Dear Mr Reinfeldt,
This week has been a disaster for Saab, the Swedish automotive industry and potentially it may prove to have been a disaster for you politically as well.
I should know. When I’m not writing about Saabs, I’m involved 9-to-5 in the risk management arena and right now, what you’re facing in western Sweden is a great big supersized American serving of “not good”. And none of it will be fixed by windfarms or any other green pipe dreams if this thing goes south.
If and when the 5-figure number of people potentially affected by a Saab closure hit the unemployment lines, there’s not a single policy in your armory that’ll help.

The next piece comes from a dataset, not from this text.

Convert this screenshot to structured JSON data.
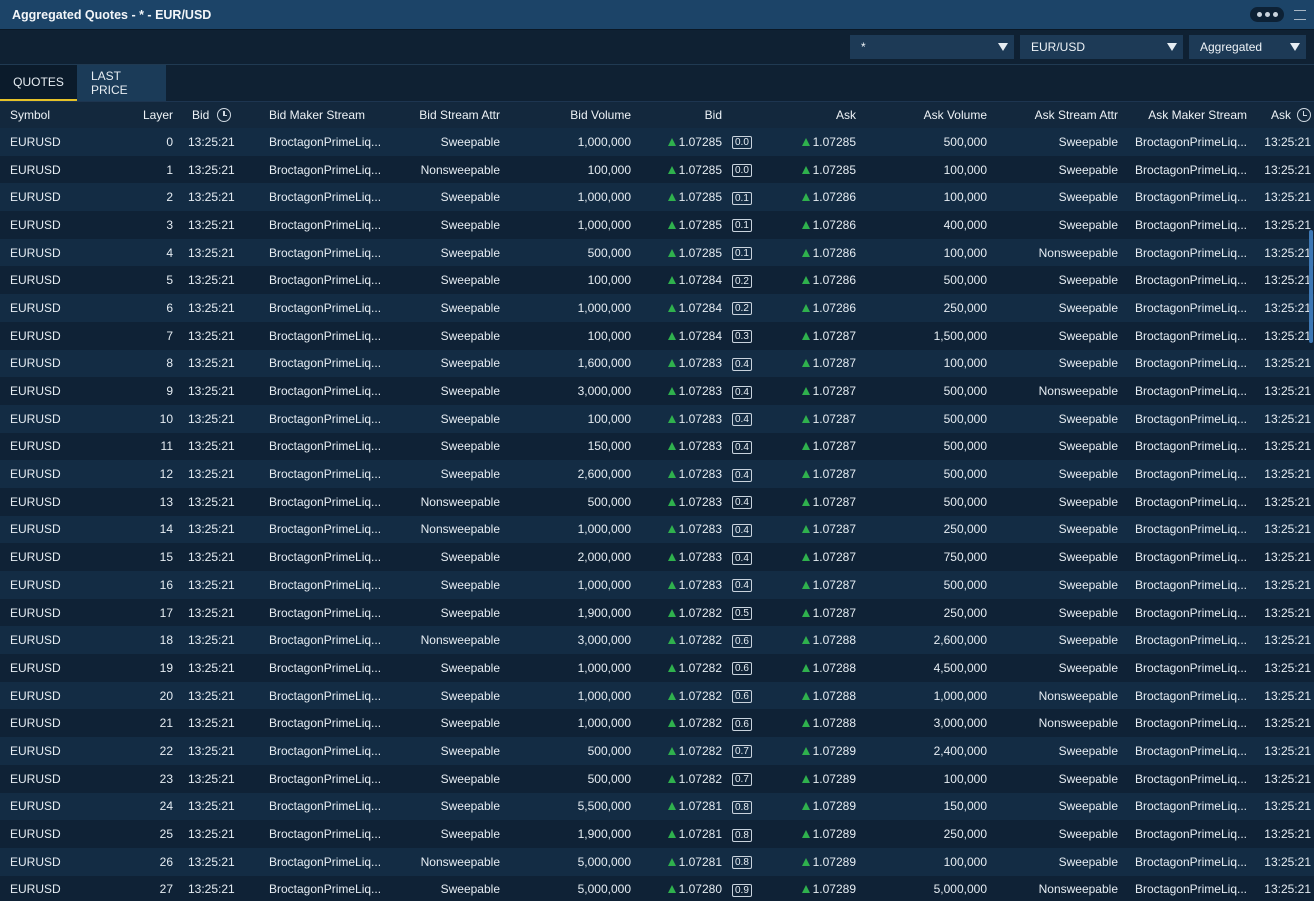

Philosophy doesn’t put food on the table, Mr Reinfeldt.
But it’s not too late.
I read a story on Bloomberg this morning with some distress:
The Swedish government is not preparing to relax the rules of state rescue loans to provide funding for Saab Automobile AB, a government official said.
Saab, whose future may be decided by owner General Motors Co. next week, has asked the Swedish government to make as much as 5 billion kronor ($717 million) available in emergency loans, and to inform GM of this before a board meeting on Dec. 1. A government delegation will travel to the U.S. for talks with GM before the meeting.
Sweden is unlikely to relax its rules, Hans Pettersson, a deputy director at Sweden’s Enterprise Ministry who will be part of the group visiting GM, said in a telephone interview today.
Saab was one of several brands the U.S. carmaker planned to unload to focus on its restructuring after emerging from bankruptcy. GM may shut Saab after a sale to sports-car maker Koenigsegg Group AB failed. GM could also decide to keep Saab.
“It’s easy to propose things, but unfortunately it’s not so easy to carry them out,” Pettersson said. “We are not preparing right now for a new parliamentary decision. That the parliament would make a decision by Tuesday is not very likely.”
A decision by the Swedish legislature is necessary to relax rules which stipulate that loans must be repaid in six months — a condition Saab and others have criticized as unrealistic.
Personally, I’m hopeful that a deal can be struck where Saab doesn’t need support from your government in order to transfer to a new owner. I hope they get that support from GM, who could relax their self-imposed December 31 deadline a little in the interests of success. But if a strong owner is found and some help is needed, then my question is this – why wouldn’t you do what you can to help make that a reality?